Le président et le parti Ennahdha : La phrase qui tue
Par Sofiene Ben Hamida
En politique, il y a des mots qui marquent. Parce qu’ils ont été réfléchis, pensés, chargés de sens, ils alertent, choquent, expliquent et orientent. Du haut de son balcon à Alger, dans son discours du 4 juin 1958, le général de Gaulle avait lancé à la foule sa fameuse phrase « je vous ai compris », donnant ainsi une nouvelle orientation au cours de l’histoire aussi bien de la France que de l’Algérie. Le 6 janvier 1984, le leader Habib Bourguiba lançait à la foule sa phrase prônant le retour à la situation d’avant les augmentations du prix du pain. « Narjouu win konna » avait-il dit, pour rediriger le mouvement insurrectionnel vers un plébiscite pour sa personne.
Jeudi 29 novembre 2018. Présidant le conseil de sécurité nationale, le jour de son 92ème anniversaire, le chef de l’Etat, Béji Caïd Essebsi avait déclaré, au sujet de l’organisation secrète du parti islamiste Ennahdha, que cette organisation n’est plus secrète pour personne. « Tout le monde le sait » avait-il affirmé. En quelques syllabes, usant d’un discours d’autorité, puisque c’est lui qui le dit, il donne à son affirmation un caractère performatif et la glisse de la sphère d’une vérité plausible, vers celle d’une certitude et d’une vérité commune. Du coup, l’existence de l’organisation secrète ne fait plus aucun doute. C’est une existence qui n’a plus besoin d’être vérifiée puisque tout le monde le sait et puisque c’est lui-même qui le dit. Ce pouvoir des mots mis entre les mains d’un homme politique qui sait en faire usage, a permis au président de la République d’orienter l’ensemble de ce dossier et d’imposer, presque, la manière de le traiter par les différents acteurs, même ceux qui y sont directement impliqués.

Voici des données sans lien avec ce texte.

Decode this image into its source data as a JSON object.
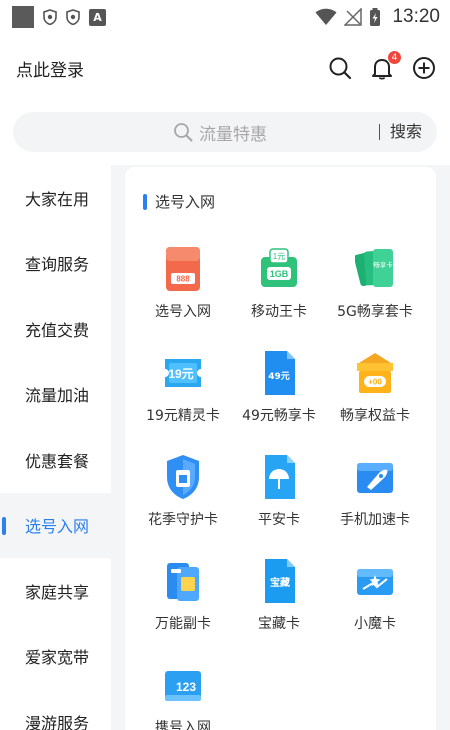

En effet, pour le parti Ennahdha, il existe assurément un avant et un après cette phrase assassine « tout le monde le sait ». Il n’est plus question de nier en bloc l’existence de cette organisation secrète. Ceux qui continuent à le faire parmi les dirigeants islamistes sont de plus en plus rares et peinent à se faire entendre. Les déclarations d’après le 29 novembre insistent par contre sur le refus de traiter ce dossier par le conseil de la sécurité nationale. Mais comme cet argument peine à résister au fait vérifié que les prérogatives du conseil englobent l’étude de ce genre de menaces sur la sécurité nationale, les déclarations des dirigeants d’Ennahdha se sont voulues plus institutionnelles pour insister sur la nécessité d’attendre le verdict de la justice avant d’incriminer le parti islamiste.
En clair, le désarroi des islamistes est palpable et leurs réactions désordonnées ne peuvent s’expliquer que par la panique. En effet, « tout le monde le sait » ne concerne pas le volet national qui, compte tenu des rapports des forces instaurés, ne les préoccupe pas tant. Cette assertion concerne aussi les autres, les partenaires étrangers de la Tunisie. Dans un contexte international de plus en plus défavorable à l’islam politique, les islamistes tunisiens savent qu’ils risquent gros dans cette affaire, jusqu’à leur propre existence.
A l’heure actuelle, dans une tentative de dépassement de l’état de choc, des voix s’élèvent au sein des islamistes pour analyser cette nouvelle donne. Elles estiment que le mouvement islamiste a commis deux erreurs. La première est de ne pas faire son autocritique et d’avouer l’existence de son organisation secrète tout en affirmant qu’elle a été démontée et qu’Ennahdha a pris ses distances avec tous les agissements incontrôlés des anciens membres de cette organisation. La seconde est cette décision de tourner le dos à l’alliance avec le président de la République au profit d’une alliance improductive avec le chef du gouvernement. Le problème c’est que pour le premier dossier, le président d’Ennahdha, Rached Ghannouchi, se trouve en trame de fond puisqu’on lui attribue des relations familiales proches avec l’animateur principal de cette organisation secrète. Quant au second dossier, le leader islamiste est directement mis à l’index.
D’ailleurs, Rached Ghannouchi n’a jamais été autant critiqué par les siens que ces dernières semaines. Le temps de passer la main a-t-il sonné pour lui ? Si c’est le cas, il aura toujours le loisir d’écrire ses mémoires. Au détour de l’une des dernières pages, il noterait, s’inspirant de la fameuse affaire d’Omar Raddad, qui avait secoué la France au début des années 90, « BEJI M’A TUER » recopiant les mêmes fautes de grammaire, sinon pire.